Disoccupazione scuola, è caos tra Inps e Mef e a farne le spese sono gli insegnanti precari che, oltre alla traumatica perdita annuale del lavoro (i più fortunati ripartiranno a settembre con un contratto fino al prossimo giugno), dovranno fare i conti con l’impossibilità di accedere agli ammortizzatori sociali.
Dopo quello di due settimane fa degli studenti universitari in protesta contro i metodi per accedere alle graduatorie di insegnamento, ora a mobilitarsi sono quelli che un posto di lavoro lo hanno avuto, ma non gli è stato ancora riconosciuto. E così dopodomani ci sarà un nuovo presidio davanti all’Ufficio scolastico regionale (Usr) di Bologna.
Questa volta tocca agli insegnanti precari rimasti senza il sussidio di disoccupazione (Naspi) a cui avrebbero diritto sulla base delle ore di lavoro svolte. Il motivo? Pare sia una questione burocratica legata al nuovo sistema informatico che calcola i contributi di ogni lavoratore. Infatti, da quest’anno è il ministero delle Finanze che deve trasmettere una comunicazione automatica e telematica all’Inps dei singoli contributi versati da ogni insegnante. Ma l’Ente di previdenza dice di non aver ricevuto niente e rimanda al ministero.
Il tira e molla va avanti da fine giugno: l’Inps aveva dichiarato nelle scorse settimane, a seguito delle richieste di chiarimento degli insegnanti, che sarebbe stata diramata una circolare agli uffici regionali affinché’, in caso di dubbi sulle singole domande Naspi, venisse accettata la documentazione ‘classica’ presentata dai lavoratori (contratto e cedolini).

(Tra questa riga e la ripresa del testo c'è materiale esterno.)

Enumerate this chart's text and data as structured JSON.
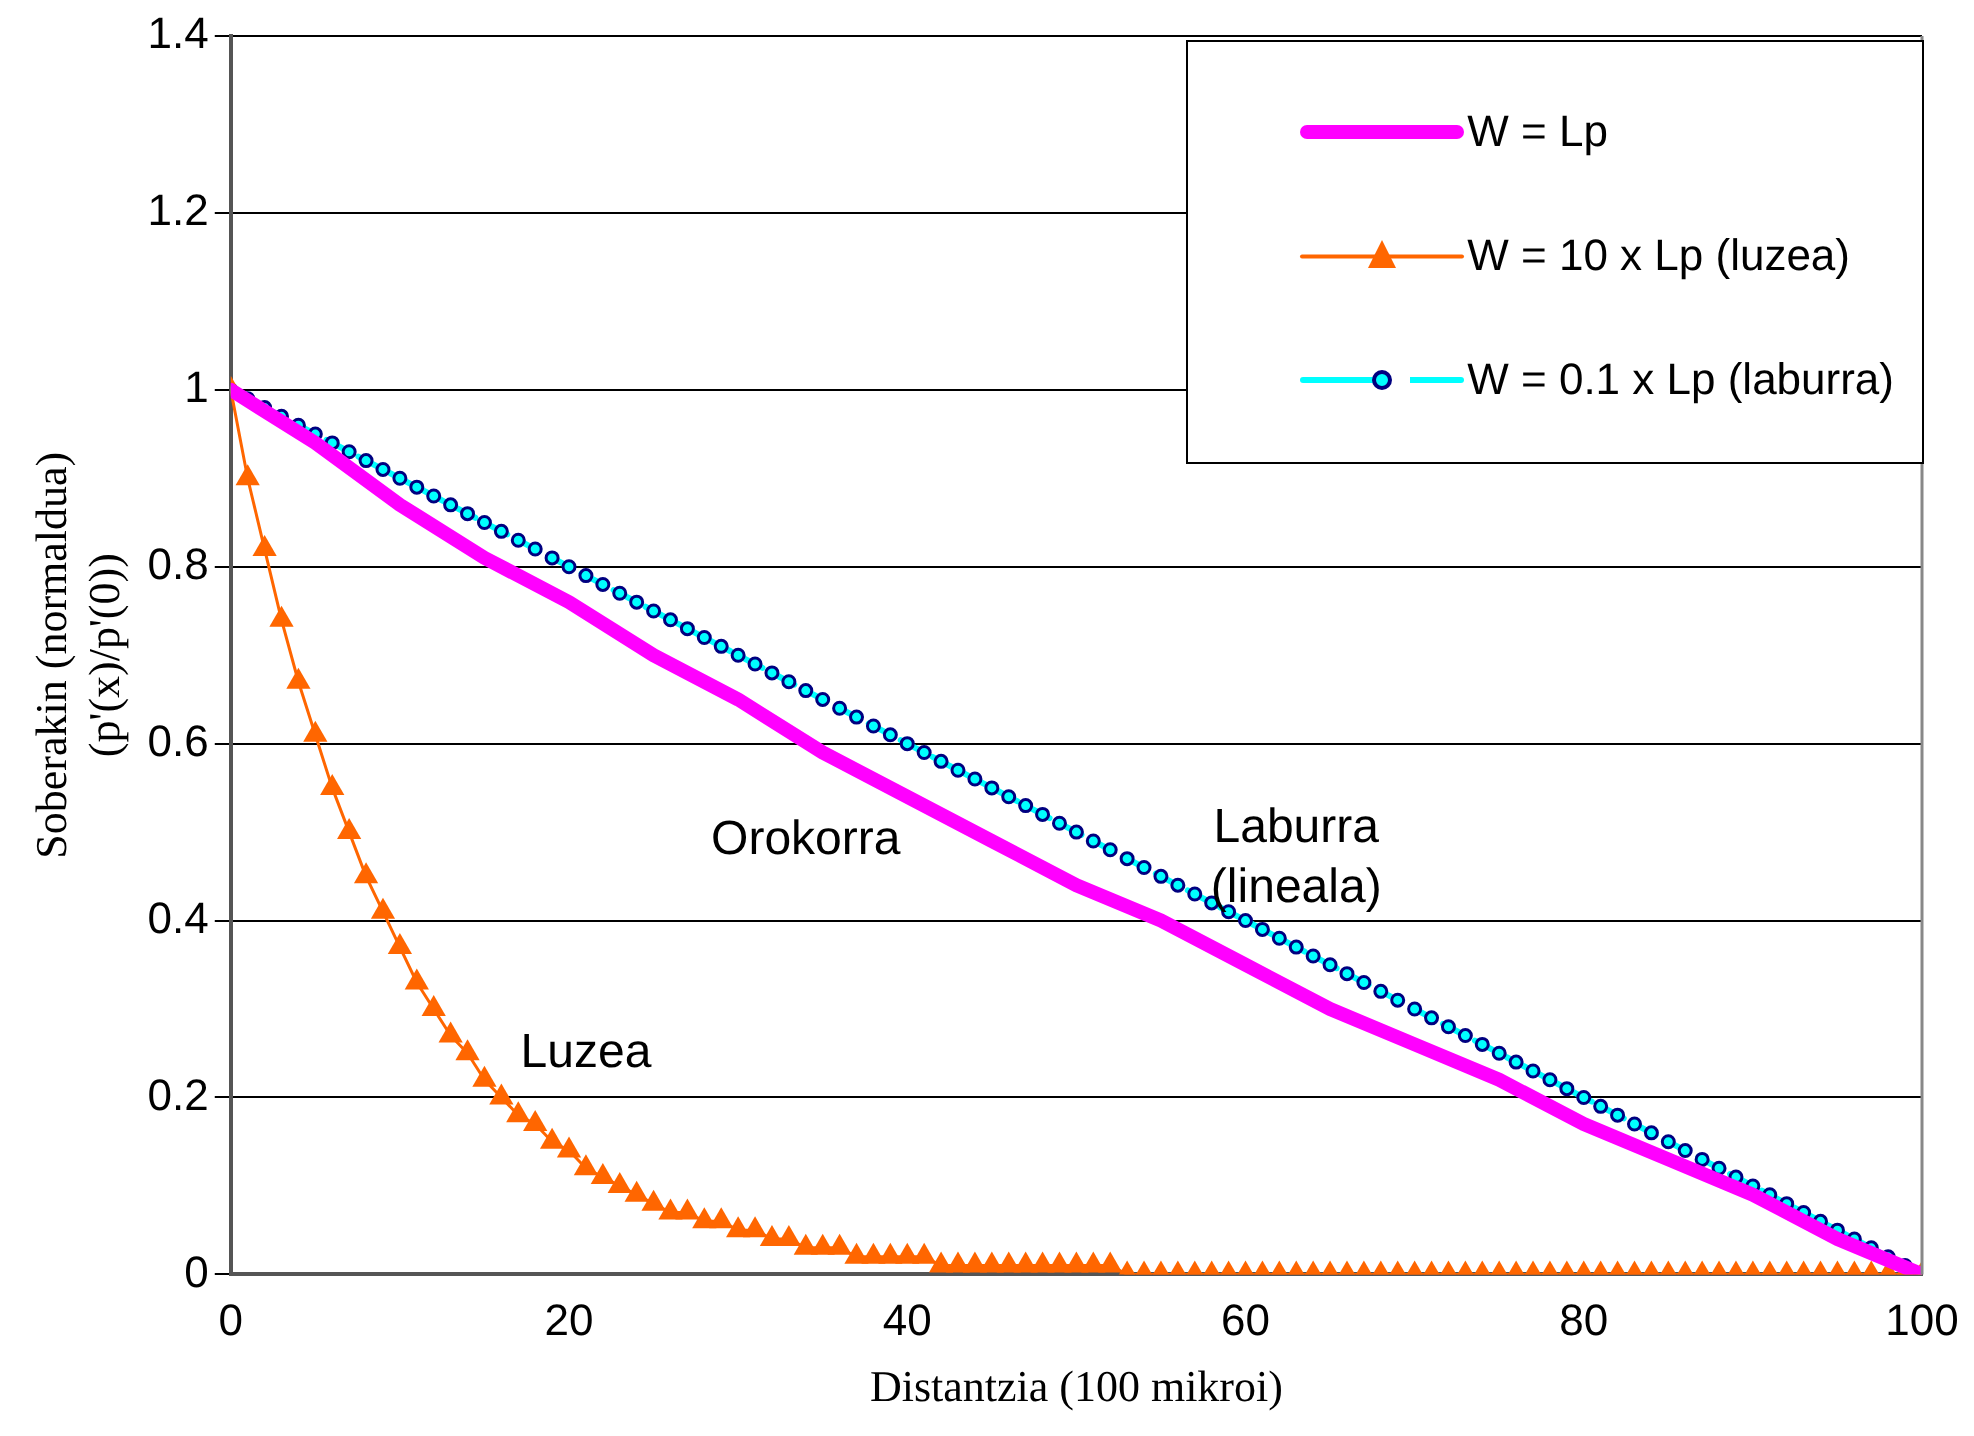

Attualmente però, questa procedura è attiva solo in Campania e Veneto, mentre gli uffici di Bologna non hanno ancora notificato nulla ai ‘precari in attesa’. In tutto questo, “l’Ufficio Scolastico rimane in silenzio”, lamenta il coordinamento insegnanti precari del territorio. “Abbiamo chiesto più volte un incontro al direttore dell’Ufficio, senza ricevere risposta”. E così si va in piazza: “Le lungaggini burocratiche o i problemi tecnici nelle comunicazioni tra uffici pubblici non possono privarci dei nostri diritti”.